Hurvitz Edward A, Leonard Christina, Ayyangar Rita, Nelson Virginia Simson
Department of Physical Medicine and Rehabilitation, Pediatric Section, University of Michigan Medical Center/Charles Stewart Mott Children's Hospital, Ann Arbor, MI 48109-0230, USA.
Dev Med Child Neurol. 2003 Jun;45(6):364-70. doi: 10.1017/s0012162203000707.

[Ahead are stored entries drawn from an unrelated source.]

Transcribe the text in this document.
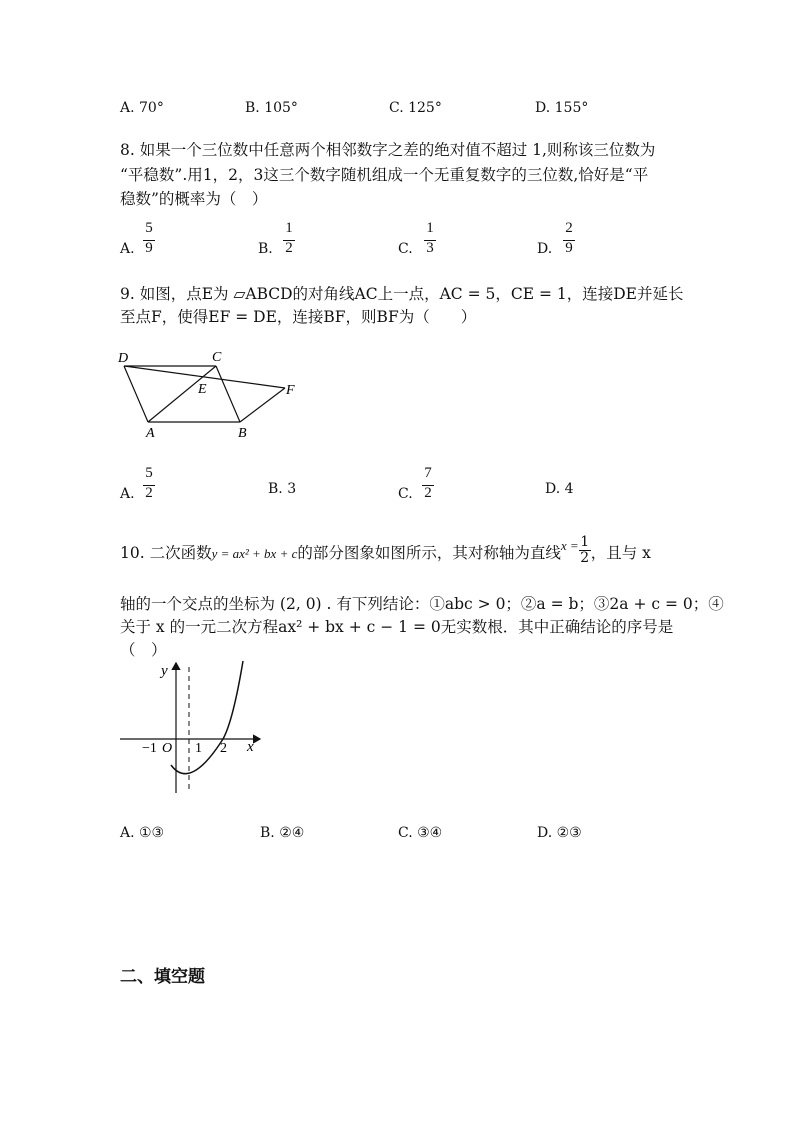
A. 70°	B. 105°	C. 125°	D. 155°
8. 如果一个三位数中任意两个相邻数字之差的绝对值不超过 1,则称该三位数为
“平稳数”.用1，2，3这三个数字随机组成一个无重复数字的三位数,恰好是“平
稳数”的概率为（　）
A.
5
9	B.
1
2	C.
1
3	D.
2
9
9. 如图，点E为 ▱ABCD的对角线AC上一点，AC = 5，CE = 1，连接DE并延长
至点F，使得EF = DE，连接BF，则BF为（　　）
D	C
E	F
A	B
A.
5
2	B. 3	C.
7
2	D. 4
10. 二次函数y = ax² + bx + c的部分图象如图所示，其对称轴为直线$^{x =} \frac{1}{2}$ ，且与 x
轴的一个交点的坐标为 (2, 0) . 有下列结论：①abc > 0；②a = b；③2a + c = 0；④
关于 x 的一元二次方程ax² + bx + c − 1 = 0无实数根．其中正确结论的序号是
（　）
y
x
O
−1	1 2
A. ①③	B. ②④	C. ③④	D. ②③
二、填空题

In order to assess patterns of usage of complementary and alternative medicine (CAM) in families of children with cerebral palsy (CP), 213 families with a child (0 to 18 years) with CP were recruited at the university medical center in Ann Arbor, MI, USA as part of a descriptive survey. Two hundred and thirty-five surveys were distributed. Mean age of the child was 8 years 6 months (SD 4y : 9mo) and 56% of the sample was male with 35% full-time independent ambulators, while the rest used an assistive device or a wheelchair. Fifty-four percent were in special education classrooms. Families were given a survey on functional status of the child with CP, CAM usage of the child and the parent, factors influencing the decision to use CAM, demographics, and clinical information. Of the families, 56%, used one or more CAM techniques. Massage therapy (25%) and aquatherapy (25%) were the most common. Children of families that used CAM were significantly younger (7y : 9mo, SD 4y : 7mo) than non-users (9y : 6mo, SD 4y : 6mo: t-test p < 0.01 two-tailed). Children with quadriplegic CP, with spasticity, and those who could not walk independently were more commonly exposed to CAM (Pearson's chi2 [P(chi)2] p = 0.01 two-tailed; for mobility, odds ratio [OR] of 2.5 with regression). Mothers with a college degree had a greater tendency to use CAM for their child than those without (P(chi)2 p = 0.01 two-tailed). Fathers of children who used CAM were older than fathers of those who did not (37y : 9mo versus 33y : 2mo, p = 0.04 two-tailed). There was no significant difference between groups for mother's age, father's education, income, or for population of home town. Parents who used CAM for themselves were more likely to try CAM for their child (70% versus 47%, OR 2.1), and were much more likely to be pleased with the outcome (71% versus 42%, OR 3.5). Child's age (younger), lack of independent mobility, and parental use of CAM were the most significant predictive factors identified via logistic regression.
为了评估脑瘫(CP)患儿家庭中补充和替代医学(CAM)的使用模式,作为一项描述性调查的一部分,在美国密歇根州安娜堡的大学医学中心招募了213个有0至18岁CP患儿的家庭。共发放了235份调查问卷。患儿的平均年龄为8岁6个月(标准差4岁9个月),样本中56%为男性,35%为全职独立行走者,其余使用辅助器械或轮椅。54%在特殊教育教室上课。向家庭发放了一份关于CP患儿功能状况、患儿及家长的CAM使用情况、影响使用CAM决策的因素、人口统计学信息和临床信息的调查问卷。在这些家庭中,56%使用了一种或多种CAM技术。按摩疗法(25%)和水疗(25%)最为常见。使用CAM的家庭中的患儿(7岁9个月,标准差4岁7个月)明显比未使用者(9岁6个月,标准差4岁6个月)年幼(双尾t检验p<0.01)。四肢瘫痪型CP患儿、有痉挛症状的患儿以及不能独立行走的患儿更常接触CAM(Pearson卡方检验[P(chi)2]双尾p = 0.01;就活动能力而言,回归分析的优势比[OR]为2.5)。拥有大学学位的母亲比没有大学学位的母亲更倾向于为孩子使用CAM(P(chi)2 p = 0.01双尾)。使用CAM的患儿的父亲比未使用的患儿的父亲年龄更大(37岁9个月对33岁2个月,p = 0.04双尾)。两组在母亲年龄、父亲教育程度、收入或家乡人口方面没有显著差异。自己使用CAM的家长更有可能为孩子尝试CAM(70%对47%,OR 2.1),并且对结果更满意的可能性要大得多(71%对42%,OR 3.5)。通过逻辑回归确定,患儿年龄(较小)、缺乏独立活动能力和家长使用CAM是最显著的预测因素。